Altra difesa chiave, quale contrasto alle cosiddette minacce interne, è rappresentata dal severo controllo sull’uso dei device portatili (smartphone, tablet, notebook), utilizzati per interfacciarsi con le apparecchiature operanti all’interno dei siti atomici. Per fare un esempio riguardo i rischi connessi alla rete basti pensare che nel 2003 la centrale di David-Besse protetta da firewall è stata infettata dal virus Slammer introdotto nel sistema tramite il computer di un fornitore connesso attraverso un modem che ha permesso di violare la rete interna.

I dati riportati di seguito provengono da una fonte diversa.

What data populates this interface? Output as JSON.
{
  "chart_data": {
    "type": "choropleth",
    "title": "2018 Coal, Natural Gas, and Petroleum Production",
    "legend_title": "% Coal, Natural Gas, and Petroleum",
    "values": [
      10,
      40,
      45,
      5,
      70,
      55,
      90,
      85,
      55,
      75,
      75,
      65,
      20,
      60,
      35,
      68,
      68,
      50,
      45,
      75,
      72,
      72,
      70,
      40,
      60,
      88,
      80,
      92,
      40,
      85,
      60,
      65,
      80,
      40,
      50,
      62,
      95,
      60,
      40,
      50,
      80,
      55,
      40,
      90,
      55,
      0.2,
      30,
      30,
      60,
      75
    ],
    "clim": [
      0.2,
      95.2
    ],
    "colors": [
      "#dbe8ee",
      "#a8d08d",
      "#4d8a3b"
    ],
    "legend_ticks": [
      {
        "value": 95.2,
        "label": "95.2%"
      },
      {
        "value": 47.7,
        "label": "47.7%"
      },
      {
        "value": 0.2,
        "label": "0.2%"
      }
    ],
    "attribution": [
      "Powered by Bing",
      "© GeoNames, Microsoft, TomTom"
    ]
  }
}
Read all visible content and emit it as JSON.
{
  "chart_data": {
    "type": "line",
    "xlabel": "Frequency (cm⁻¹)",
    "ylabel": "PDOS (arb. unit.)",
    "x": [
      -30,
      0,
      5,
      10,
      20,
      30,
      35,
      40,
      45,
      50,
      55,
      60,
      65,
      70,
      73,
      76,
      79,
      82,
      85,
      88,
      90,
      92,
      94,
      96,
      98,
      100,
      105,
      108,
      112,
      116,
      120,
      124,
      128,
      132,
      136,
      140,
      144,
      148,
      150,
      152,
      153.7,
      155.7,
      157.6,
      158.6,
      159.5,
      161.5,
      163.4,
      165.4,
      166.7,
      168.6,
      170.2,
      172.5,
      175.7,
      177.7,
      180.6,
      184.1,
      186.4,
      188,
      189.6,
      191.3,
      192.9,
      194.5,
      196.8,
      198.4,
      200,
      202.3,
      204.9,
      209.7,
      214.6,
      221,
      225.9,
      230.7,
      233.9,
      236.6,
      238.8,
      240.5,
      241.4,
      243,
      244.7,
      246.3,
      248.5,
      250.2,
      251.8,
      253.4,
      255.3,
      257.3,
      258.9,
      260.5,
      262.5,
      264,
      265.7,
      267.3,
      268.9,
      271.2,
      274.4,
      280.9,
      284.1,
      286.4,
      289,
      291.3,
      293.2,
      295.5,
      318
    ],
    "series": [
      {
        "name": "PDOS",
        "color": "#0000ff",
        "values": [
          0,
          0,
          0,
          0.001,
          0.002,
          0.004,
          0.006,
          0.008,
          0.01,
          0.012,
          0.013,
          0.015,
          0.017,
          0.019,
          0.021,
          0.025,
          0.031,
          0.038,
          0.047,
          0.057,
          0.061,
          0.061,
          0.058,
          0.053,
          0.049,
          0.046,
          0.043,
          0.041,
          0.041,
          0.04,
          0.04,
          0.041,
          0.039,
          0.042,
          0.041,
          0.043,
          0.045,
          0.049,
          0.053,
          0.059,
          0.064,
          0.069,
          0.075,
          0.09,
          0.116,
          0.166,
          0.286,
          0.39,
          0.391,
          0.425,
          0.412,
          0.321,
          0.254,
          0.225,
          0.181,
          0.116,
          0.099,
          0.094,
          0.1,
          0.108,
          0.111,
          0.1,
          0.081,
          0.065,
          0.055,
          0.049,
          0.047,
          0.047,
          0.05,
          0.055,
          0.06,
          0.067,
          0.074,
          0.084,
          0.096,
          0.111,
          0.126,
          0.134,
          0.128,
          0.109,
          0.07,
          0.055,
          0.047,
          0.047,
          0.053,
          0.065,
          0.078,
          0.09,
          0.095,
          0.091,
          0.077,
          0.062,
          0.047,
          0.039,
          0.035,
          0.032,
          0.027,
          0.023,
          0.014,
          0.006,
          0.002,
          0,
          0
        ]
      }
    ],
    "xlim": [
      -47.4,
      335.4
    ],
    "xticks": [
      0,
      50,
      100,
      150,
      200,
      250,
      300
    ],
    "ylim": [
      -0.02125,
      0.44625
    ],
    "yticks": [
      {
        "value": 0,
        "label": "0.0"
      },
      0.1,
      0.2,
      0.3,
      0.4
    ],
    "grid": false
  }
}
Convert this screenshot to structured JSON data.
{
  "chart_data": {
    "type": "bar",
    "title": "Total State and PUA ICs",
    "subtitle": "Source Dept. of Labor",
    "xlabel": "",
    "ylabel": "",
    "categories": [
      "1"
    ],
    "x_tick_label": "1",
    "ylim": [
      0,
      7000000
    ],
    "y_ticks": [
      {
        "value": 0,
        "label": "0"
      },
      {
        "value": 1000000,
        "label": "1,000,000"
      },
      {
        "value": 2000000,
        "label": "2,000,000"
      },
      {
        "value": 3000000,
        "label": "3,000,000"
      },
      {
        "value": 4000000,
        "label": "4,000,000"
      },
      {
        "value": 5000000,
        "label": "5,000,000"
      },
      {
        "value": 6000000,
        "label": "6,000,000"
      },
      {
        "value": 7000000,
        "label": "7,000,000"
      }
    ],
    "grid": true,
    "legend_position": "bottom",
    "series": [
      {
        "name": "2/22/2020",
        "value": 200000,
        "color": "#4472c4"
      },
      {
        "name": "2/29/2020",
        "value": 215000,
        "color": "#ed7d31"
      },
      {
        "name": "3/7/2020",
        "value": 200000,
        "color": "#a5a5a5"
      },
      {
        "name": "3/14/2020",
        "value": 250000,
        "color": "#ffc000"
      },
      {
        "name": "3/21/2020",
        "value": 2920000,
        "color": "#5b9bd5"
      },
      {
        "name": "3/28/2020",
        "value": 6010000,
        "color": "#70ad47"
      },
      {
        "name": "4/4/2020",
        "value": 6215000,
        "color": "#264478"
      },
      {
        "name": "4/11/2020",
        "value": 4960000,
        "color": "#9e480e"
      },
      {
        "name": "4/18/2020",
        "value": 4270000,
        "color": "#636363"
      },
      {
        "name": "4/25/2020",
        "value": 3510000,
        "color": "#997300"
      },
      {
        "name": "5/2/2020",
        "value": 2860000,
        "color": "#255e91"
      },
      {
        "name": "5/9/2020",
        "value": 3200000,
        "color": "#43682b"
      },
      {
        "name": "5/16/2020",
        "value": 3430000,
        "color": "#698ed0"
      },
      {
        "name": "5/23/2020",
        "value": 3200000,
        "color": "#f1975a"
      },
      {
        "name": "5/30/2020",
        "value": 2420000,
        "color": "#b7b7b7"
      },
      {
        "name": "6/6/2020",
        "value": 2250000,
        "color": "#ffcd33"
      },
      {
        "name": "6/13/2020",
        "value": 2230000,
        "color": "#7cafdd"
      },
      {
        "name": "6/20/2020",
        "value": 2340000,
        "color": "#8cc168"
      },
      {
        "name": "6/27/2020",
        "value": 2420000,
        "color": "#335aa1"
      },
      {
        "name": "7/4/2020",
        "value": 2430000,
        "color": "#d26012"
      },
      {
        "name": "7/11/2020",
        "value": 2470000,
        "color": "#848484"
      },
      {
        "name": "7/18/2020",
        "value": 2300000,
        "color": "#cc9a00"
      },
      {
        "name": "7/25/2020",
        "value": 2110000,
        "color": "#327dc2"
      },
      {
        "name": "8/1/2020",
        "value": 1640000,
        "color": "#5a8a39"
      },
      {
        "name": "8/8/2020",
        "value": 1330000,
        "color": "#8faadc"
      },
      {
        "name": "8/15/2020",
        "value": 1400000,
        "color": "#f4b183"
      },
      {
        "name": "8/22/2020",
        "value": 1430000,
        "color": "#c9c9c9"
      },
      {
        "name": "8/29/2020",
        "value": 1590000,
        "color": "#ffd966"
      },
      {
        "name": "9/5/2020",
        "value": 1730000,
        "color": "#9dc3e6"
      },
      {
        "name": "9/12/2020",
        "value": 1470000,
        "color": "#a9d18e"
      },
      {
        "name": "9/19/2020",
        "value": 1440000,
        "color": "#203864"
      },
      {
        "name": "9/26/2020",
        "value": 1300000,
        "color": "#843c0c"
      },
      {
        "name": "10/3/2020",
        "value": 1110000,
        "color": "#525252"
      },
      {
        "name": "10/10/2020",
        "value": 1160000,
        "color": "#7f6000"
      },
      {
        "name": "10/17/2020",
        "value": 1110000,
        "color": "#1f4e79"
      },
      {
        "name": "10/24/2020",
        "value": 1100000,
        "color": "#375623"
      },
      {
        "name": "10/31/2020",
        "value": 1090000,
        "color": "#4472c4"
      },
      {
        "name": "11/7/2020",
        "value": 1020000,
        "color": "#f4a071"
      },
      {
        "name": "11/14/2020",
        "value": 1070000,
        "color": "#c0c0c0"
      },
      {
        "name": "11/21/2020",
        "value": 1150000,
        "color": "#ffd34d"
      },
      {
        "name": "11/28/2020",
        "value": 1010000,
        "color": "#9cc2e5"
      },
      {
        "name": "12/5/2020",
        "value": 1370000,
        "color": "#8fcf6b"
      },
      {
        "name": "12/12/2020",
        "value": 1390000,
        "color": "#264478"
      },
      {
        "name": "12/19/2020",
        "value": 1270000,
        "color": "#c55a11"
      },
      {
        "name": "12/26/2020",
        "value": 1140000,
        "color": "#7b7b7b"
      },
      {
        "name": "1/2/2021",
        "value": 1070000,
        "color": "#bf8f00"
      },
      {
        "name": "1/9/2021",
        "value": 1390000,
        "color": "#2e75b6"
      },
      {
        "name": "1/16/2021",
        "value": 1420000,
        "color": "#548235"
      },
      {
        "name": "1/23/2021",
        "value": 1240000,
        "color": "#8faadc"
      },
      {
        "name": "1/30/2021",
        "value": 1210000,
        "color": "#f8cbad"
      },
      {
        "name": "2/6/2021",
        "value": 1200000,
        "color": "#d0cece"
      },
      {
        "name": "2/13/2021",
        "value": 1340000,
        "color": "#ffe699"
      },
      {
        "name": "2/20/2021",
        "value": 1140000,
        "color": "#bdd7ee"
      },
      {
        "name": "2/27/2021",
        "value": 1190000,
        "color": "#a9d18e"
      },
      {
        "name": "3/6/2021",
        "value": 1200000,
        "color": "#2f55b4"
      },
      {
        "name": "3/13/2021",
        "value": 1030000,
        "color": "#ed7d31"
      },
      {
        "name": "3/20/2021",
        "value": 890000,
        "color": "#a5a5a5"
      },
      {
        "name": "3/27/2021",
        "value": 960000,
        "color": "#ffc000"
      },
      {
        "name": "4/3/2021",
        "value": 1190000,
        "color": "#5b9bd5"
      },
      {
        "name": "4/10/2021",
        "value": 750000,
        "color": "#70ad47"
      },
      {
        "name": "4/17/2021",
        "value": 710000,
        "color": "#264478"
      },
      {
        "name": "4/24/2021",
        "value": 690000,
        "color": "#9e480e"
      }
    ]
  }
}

Per quanto concerne invece gli attacchi “più tradizionali” nel 2017, nella centrale nucleare francese di Cruas-Meysse, si sono introdotti una ventina di militanti di Greenpeace France scalando un edificio attaccato al reattore 4 ed alcuni di essi hanno lasciato le impronte delle mani sui muri dello stesso edificio per dimostrare la sua accessibilità e vulnerabilità di fronte a un eventuale attacco terroristico. Il bersaglio principale dell’azione dimostrativa degli attivisti di Greenpeace sono state le piscine di stoccaggio provvisorio del combustibile nucleare esausto, giudicate estremamente vulnerabili. Il gesto, puramente dimostrativo, ha però evidenziato la mancanza di sicurezza che avevano, all’epoca, le piscine di raffreddamento e che ha spinto le autorità francesi a rivedere i protocolli in materia.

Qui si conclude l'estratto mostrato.